A clamp to the right toe, a clamp to the right finger, or to other parts of the body – and electric current begins to flow through the body. With different periods: by jerks, for a certain time – it is quite an unpleasant feeling. This is what they did to me.
Then you are taken to TCC-1- an interrogation room, a meter byr meter metal cell … And deprive you from sleep for a night, for 24 hours. As soon as I start to close my eyes – cops change every 2 hours and immediately “Don’t sleep, don’t sleep.” They do not let you sleep. “
Karpiuk added: “But I can say that I lucked out as they treated me a bit differently. And what happened to Stanislav Klykh – he was brought then, he was not put in a cage, he was taken to a cell and tied –handcuffs behind his back and to a bunk bed: made him stand on his knees and did not let him sleep or move all night.

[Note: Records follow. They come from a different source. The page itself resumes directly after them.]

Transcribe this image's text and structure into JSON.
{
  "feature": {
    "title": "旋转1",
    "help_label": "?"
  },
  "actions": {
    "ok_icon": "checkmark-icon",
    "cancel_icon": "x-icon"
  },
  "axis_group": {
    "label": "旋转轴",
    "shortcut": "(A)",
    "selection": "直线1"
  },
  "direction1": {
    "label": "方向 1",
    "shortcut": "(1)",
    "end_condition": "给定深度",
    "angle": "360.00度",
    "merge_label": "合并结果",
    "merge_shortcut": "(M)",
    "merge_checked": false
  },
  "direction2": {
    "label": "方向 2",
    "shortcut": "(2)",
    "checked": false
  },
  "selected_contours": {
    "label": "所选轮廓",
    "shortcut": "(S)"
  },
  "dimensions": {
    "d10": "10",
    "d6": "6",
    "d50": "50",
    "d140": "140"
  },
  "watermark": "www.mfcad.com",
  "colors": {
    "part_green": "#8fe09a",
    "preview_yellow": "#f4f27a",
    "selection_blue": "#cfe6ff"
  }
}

There is no sound insulation there – so I could often hear how people were taken out. And this gnashing Scotch tape in the corridor, when people were brought in from tortures and put in a cell. He moans all the time and asks, “I’ll sign you all, but let me sleep.”
It so happened that I was tortured four nights, and on the fifth night there was no torture, but that night due to the fact that I was not allowed to sleep, I just lost consciousness there – went into a state of delirium and was up in a cell. On the sixth day I was transferred to a cell.”
Karpiuk said that in addition to tortures, the Russian jailers “apply psychotropic drugs” – and they also applied them to him: “Once I “tripped out” for 24 hours. I have no idea what happened to me.”
He also suspects that the Russian jailers could implant microchips in political prisoners. “When Stanislav Klykh was still conscious, in a normal psychological state, when we met on September 15, 2016 at the first trial in Grozny, he showed me a square cut on his wrist and said he had a chip implanted there.
I took it extremely seriously, because when I came out of deliriousness, I was sure that that they had implanted a chip in my body. I examined my whole body and then thought I might be hallucinating or something. But when Stanislav told me that he had a chip implanted, I remembered the conversation of cops about it. That is why I was looking for the chip all week. “
Karpiuk explained that when a chip is implanted, it acts on the nervous system and “a person feels a panic-driven fear.”
It should be reminded that a major 35 to 35 prisoner exchange between Ukraine and Russia took place on September 7. The doctors of the Feofaniya Clinic examined the sailors and political prisoners and put Klykh into the intensive care unit.
In the fall of 2016, Russian human rights activist Zoya Svetova reported that Ukrainian Stanislav Klykh had gone mad because of tortures in a Russian detention center. In the summer of 2018, Klykh was in a psychiatric prison hospital in Magnitogorsk.